Le continent de la douceur

Le 2 octobre 2019

C’est le troisième livre d’Aurélien Bellanger que je lisais, Le Continent de la Douceur, roman géographique et mathématique qui vient de sortir. L’auteur y met en scène l’émergence d’une principauté imaginaire au coeur des Balkans, avec des personnages parfois caricaturaux comme un savoureux philosophe qui ressemble comme deux gouttes d’eau à notre BHL national.
Lire Aurélien Bellanger, c’est accepter de monter dans un train de montagnes russes avec des hauts impressionnants, et quelques bas. Plus exactement, un roman de Bellanger, c’est une partie de jeu vidéo. Mais un jeu vidéo avec un niveau de difficulté mal dosé : on passerait sans transition du mode « rookie », facile et fluide, au mode « insane » totalement injouable. Dans cette sorte de Tetris, le but du jeu est d’empiler des phrases dans votre cerveau. Au début du livre, les pièces s’emboîtent doucement, vous arrivez sans problème à construire des lignes entières, et vous y prenez grand plaisir. L’écriture est belle, l’histoire est prenante, on se sent bien. Et puis, tout d’un coup, cent pages plus tard, le rythme s’accélère brusquement, les pièces tombent du haut de l’écran à toute allure, les phrases sont de plus en plus alambiquées, le vocabulaire abscons, on digresse complètement, et on se demande bien où l’auteur veut nous emmener, au risque que le livre vous tombe des mains : game over.

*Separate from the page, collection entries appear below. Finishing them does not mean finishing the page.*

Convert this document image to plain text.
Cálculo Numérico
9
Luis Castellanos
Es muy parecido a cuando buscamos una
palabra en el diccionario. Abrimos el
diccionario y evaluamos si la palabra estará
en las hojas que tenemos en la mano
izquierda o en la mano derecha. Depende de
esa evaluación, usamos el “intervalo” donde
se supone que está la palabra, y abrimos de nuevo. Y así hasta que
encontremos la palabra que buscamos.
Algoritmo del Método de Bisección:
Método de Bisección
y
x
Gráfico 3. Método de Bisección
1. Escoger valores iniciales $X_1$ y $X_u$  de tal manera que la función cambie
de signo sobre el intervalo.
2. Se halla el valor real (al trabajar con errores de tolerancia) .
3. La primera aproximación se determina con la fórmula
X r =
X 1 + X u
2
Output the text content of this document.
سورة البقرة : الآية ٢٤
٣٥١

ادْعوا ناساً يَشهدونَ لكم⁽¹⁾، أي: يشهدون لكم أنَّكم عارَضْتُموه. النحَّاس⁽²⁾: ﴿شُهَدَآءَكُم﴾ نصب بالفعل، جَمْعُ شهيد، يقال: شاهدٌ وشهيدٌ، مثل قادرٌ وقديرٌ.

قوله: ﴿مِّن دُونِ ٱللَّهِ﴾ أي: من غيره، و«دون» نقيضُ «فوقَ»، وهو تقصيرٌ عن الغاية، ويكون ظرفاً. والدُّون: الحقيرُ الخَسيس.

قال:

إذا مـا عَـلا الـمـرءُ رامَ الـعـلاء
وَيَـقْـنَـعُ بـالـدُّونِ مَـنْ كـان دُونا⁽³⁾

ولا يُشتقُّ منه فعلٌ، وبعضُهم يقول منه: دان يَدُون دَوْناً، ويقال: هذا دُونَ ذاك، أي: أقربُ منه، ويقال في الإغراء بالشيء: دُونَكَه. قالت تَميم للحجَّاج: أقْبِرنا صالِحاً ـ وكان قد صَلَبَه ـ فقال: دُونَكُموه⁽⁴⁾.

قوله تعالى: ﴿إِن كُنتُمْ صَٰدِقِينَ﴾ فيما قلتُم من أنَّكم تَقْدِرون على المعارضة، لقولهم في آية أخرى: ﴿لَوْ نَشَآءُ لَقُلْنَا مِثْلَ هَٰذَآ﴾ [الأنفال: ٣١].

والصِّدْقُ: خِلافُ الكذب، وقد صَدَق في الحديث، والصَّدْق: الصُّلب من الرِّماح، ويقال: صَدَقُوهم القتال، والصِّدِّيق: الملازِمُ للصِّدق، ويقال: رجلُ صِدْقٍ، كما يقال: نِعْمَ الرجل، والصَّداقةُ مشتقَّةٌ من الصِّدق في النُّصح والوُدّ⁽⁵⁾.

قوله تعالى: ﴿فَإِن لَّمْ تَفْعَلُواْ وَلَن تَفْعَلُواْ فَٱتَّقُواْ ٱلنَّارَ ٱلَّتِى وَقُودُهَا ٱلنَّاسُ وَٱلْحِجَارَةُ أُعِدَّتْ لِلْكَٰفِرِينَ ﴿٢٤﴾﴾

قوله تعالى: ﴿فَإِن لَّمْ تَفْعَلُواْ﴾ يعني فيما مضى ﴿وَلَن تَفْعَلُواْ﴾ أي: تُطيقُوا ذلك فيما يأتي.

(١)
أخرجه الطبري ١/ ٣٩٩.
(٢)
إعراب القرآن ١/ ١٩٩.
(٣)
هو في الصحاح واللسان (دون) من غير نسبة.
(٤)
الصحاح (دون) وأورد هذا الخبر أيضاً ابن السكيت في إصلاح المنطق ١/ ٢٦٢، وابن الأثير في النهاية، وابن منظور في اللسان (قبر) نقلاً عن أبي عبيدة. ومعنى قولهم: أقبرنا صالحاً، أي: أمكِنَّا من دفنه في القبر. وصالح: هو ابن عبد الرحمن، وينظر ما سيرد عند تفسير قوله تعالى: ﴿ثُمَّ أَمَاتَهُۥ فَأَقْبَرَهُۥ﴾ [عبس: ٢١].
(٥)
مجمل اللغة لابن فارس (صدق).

Comme disait un critique, Bellanger fait des livres ambitieux. Traduisez : pas forcément faciles à lire et parfois un peu chiants, disons le mot. Dans ce livre-ci, je compte une double centaine de pages de considérations philosophico-mathématiques tout à fait dispensables à l’histoire. En dehors de ces passages laborieux, ou peut-être trop ambitieux pour votre humble serviteur – soyons lucides – quel écrivain ! Bellanger a le sens de la formule, certaines phrases sont lumineuses, certaines métaphores sont grandioses. Ses livres nous élèvent !

On dit aussi que Bellanger ressemble à Houellebecq. Sans doute parce qu’il ne cache pas son admiration pour l’auteur des Particules Elémentaires, sur lequel il a d’ailleurs sorti un essai, son premier ouvrage publié. Un journaliste a dit un jour que Bellanger c’est Houellebecq « sans humour, sans sexe et sans mélancolie ». C’est un peu exagéré, je dirais plutôt que Bellanger est un Houellebecq édulcoré. Certaines phrases Bellangères sont drôles, mais en matière humoristique c’est difficile de lutter face à certains passages de Sérotonine, pour ne citer que celui-là, qui m’ont fait hurler de rire. En particulier, la double page dans laquelle l’auteur veut nous convaincre, comme un maquignon, que la jeune moldave est la compagne idéale des agriculteurs occidentaux célibataires. C’est le passage le plus drôle du livre, qui vaut à lui tout seul une saison entière de L’Amour est dans le Pré !

Je crois que je lirai bientôt L’aménagement du Territoire, autre roman de Bellanger, prix de Flore 2014. Le temps que je me remette de celui-ci. Car c’est le genre de bouquins qui se méritent, qui ne se laissent pas apprivoiser facilement, mais qui en valent la peine. Ca me fait penser à la célèbre phrase de feu Jacques Chirac, qu’il sortait de façon répétitive comme un leitmotiv dès qu’il arrivait dans une campagne reculée : « c’est loin mais c’est beau ». Bellanger, c’est loin mais c’est beau.